"Stealing, in the biblical sense, then, is not so much a private or personal sin as it is a social sin. To take what we do not need, to destroy what is useful to another, to deprive those in the community of their basic needs is stealing.

"Strict honesty in business dealings is the foundation of the entire Torah, the Jew learns. It is, the Jewish child knows, the first thing for which a person is judged in the heavenly court. Business and a career are always to be considered secondary to our duties toward God, however successful the business, however consuming the career.

"In the final analysis, then, this commandment cries out for us today to rethink the Western notion that the accumulation of wealth is an ideal worthy of a human life. It reminds us that sharing is the human imperative because we all depend on someone else somehow to provide what we each need. None of us is entirely self-sufficient. It warns us that compensation must be just. It reminds us that stealing is as much about method as it is about money.

"In a world where credit card companies charge from 12 to 21 percent interest and 3 billion people are living on less than $2.00 a day while the average CEO of a Fortune 500 company is earning over $8,500,000 annually, 'You shall not steal' may be the commandment that proves what Jesus meant when he said, 'It is easier for a camel to pass through the eye of a needle, than for the rich to get into heaven' (Matt. 19:24).

"The 'deal,' the 'scam,' the legal loopholes that form the business patterns of the twenty-first century make stealing the template, the foundation, of the business world. Those who have get more. No questions asked. But those who have nothing get only disdain.

"With the rise of the middle class and the industrialization of the Western world, reformist theology swung away from the scriptural obligation to provide the poor with ways to glean their livelihood off the surplus of others. Instead, the whole philosophy of 'rugged individualism' emerged. Those who could get could have. Those who could not get died in the gutters of the newly emerging cities or lived in squalor. They sold their bodies to the evils of day labor in the nineteenth century and felt their souls smothered by the shame of being dependent on handouts and bread lines in the twentieth century.

"Now small checks, too slim to assure their dignity and reluctantly given, deprive their children of medical care and three meals a day.

"Stealing has become the order of the day in a world bulging with wealth and teeming with the poor at the same time.
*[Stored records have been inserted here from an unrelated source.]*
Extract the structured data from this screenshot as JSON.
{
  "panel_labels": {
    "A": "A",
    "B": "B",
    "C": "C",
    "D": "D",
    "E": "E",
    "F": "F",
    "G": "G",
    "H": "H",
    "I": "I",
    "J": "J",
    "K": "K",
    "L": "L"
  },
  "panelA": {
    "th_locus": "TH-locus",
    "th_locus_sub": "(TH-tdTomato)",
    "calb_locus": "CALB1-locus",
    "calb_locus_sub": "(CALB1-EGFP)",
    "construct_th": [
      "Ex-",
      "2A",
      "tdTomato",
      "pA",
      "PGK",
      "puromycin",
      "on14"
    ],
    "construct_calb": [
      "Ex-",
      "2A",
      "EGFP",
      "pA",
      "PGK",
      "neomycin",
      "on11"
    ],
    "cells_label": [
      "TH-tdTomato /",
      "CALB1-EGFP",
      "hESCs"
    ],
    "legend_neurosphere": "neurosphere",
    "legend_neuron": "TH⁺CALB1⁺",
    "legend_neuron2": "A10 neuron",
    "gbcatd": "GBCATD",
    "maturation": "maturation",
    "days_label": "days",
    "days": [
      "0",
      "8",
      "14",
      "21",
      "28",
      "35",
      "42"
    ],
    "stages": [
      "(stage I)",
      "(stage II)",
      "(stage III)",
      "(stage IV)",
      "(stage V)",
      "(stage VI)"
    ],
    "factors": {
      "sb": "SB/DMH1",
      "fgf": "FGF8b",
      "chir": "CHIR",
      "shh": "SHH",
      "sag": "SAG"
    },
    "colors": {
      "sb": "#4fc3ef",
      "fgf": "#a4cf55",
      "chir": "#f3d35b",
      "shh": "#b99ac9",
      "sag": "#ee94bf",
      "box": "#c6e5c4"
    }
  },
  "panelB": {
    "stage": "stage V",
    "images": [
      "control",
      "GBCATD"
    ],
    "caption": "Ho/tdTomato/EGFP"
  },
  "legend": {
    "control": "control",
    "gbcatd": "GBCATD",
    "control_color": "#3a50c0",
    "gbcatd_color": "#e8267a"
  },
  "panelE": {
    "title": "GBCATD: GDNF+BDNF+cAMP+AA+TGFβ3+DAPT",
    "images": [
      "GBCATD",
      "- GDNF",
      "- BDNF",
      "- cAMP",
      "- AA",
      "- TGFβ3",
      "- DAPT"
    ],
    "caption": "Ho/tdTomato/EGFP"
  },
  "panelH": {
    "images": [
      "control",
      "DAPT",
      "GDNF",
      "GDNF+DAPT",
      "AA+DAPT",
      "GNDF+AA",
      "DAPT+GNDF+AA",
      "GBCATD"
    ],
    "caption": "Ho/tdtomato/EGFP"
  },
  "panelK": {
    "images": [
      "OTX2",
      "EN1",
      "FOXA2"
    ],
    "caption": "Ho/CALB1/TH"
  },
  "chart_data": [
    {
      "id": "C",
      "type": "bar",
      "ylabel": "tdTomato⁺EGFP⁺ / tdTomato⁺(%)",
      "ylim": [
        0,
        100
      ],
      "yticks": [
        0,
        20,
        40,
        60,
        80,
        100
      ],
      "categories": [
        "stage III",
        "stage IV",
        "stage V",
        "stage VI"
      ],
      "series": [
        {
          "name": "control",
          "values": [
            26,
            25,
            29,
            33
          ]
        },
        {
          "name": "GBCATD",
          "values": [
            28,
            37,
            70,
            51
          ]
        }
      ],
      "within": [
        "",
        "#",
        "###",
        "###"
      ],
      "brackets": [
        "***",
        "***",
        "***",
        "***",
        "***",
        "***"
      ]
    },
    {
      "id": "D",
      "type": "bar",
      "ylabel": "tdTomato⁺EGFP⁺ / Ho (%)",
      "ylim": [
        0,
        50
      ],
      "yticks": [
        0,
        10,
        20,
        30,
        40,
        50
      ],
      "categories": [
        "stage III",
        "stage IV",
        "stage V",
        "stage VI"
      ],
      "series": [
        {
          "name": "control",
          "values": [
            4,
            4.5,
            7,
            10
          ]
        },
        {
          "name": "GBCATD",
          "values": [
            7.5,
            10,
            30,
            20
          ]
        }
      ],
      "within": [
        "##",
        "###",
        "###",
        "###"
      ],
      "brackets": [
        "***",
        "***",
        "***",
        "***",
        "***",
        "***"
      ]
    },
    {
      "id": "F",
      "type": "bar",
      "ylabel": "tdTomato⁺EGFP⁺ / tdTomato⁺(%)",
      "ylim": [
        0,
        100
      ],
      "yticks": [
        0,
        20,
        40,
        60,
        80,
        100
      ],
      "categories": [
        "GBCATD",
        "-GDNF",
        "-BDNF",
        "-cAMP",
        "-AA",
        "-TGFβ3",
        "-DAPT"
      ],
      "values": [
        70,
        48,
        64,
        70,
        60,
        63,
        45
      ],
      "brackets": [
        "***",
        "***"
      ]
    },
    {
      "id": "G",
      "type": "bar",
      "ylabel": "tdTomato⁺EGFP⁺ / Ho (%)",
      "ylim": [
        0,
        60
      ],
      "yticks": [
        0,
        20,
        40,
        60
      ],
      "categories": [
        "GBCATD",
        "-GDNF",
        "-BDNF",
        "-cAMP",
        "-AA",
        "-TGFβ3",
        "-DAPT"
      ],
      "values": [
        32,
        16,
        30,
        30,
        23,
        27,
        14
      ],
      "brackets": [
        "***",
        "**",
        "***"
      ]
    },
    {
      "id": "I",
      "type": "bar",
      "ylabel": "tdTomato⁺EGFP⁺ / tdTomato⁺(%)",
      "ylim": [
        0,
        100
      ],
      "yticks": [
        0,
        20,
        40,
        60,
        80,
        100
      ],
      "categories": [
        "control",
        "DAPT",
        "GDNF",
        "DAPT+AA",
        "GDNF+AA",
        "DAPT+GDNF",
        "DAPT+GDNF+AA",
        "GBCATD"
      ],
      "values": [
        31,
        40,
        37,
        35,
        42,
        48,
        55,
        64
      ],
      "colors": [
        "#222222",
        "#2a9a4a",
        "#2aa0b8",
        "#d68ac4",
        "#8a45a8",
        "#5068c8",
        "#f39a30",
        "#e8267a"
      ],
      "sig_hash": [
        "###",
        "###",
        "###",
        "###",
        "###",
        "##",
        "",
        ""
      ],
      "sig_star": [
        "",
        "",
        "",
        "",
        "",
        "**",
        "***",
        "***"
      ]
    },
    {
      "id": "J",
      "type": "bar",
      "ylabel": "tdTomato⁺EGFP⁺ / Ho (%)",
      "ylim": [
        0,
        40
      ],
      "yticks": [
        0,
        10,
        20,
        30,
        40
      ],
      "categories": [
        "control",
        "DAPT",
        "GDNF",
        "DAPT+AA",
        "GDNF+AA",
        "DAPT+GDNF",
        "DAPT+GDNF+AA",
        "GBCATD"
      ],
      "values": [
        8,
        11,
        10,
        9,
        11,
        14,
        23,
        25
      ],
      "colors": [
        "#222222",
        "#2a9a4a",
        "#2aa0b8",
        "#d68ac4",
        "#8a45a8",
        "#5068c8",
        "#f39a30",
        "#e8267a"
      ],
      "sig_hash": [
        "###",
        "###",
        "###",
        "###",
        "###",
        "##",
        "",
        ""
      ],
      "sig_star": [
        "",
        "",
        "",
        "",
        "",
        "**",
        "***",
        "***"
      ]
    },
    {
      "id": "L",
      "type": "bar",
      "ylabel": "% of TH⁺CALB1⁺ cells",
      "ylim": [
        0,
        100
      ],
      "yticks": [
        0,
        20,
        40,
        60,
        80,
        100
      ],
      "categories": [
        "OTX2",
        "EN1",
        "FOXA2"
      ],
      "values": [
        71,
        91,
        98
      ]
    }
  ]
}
"The interpretation of the commandment, shrunk to the level of the personal, gives a very specious comfort to those for whom the theme of social justice has long been missing in their understanding of the Decalogue's mandate for communal sharing. 'You shall not steal' has been reduced to mean no shoplifting, no pilfering, no pickpockets, no burglary, no petty theft. It has become the province of poor people, sick people, immature people.

"But the stealing the Decalogue really has in mind, is really concerned about, has actually become the sin of rich people, powerful people, people in a position to say 'take it or leave it' to those who seek a living wage or subsidized housing or medical benefits and pensions.

" 'I have heard the cry of my people in Egypt' (Exod. 3:7) Yahweh says to Moses in the burning bush 'and I mean to deliver them.' The awesome thought of Yahweh bringing down plagues on a people who treated them poorly, overworked and underpaid them, sends a tremor through the entire Hebrew scriptures. If we listen carefully, it is almost possible to feel the shudder again, now, in our own time, when 225 wealthy people have an annual income equal to that of 2.5 billion of the poorest people on the planet and, as a result, the poorest die daily from starvation."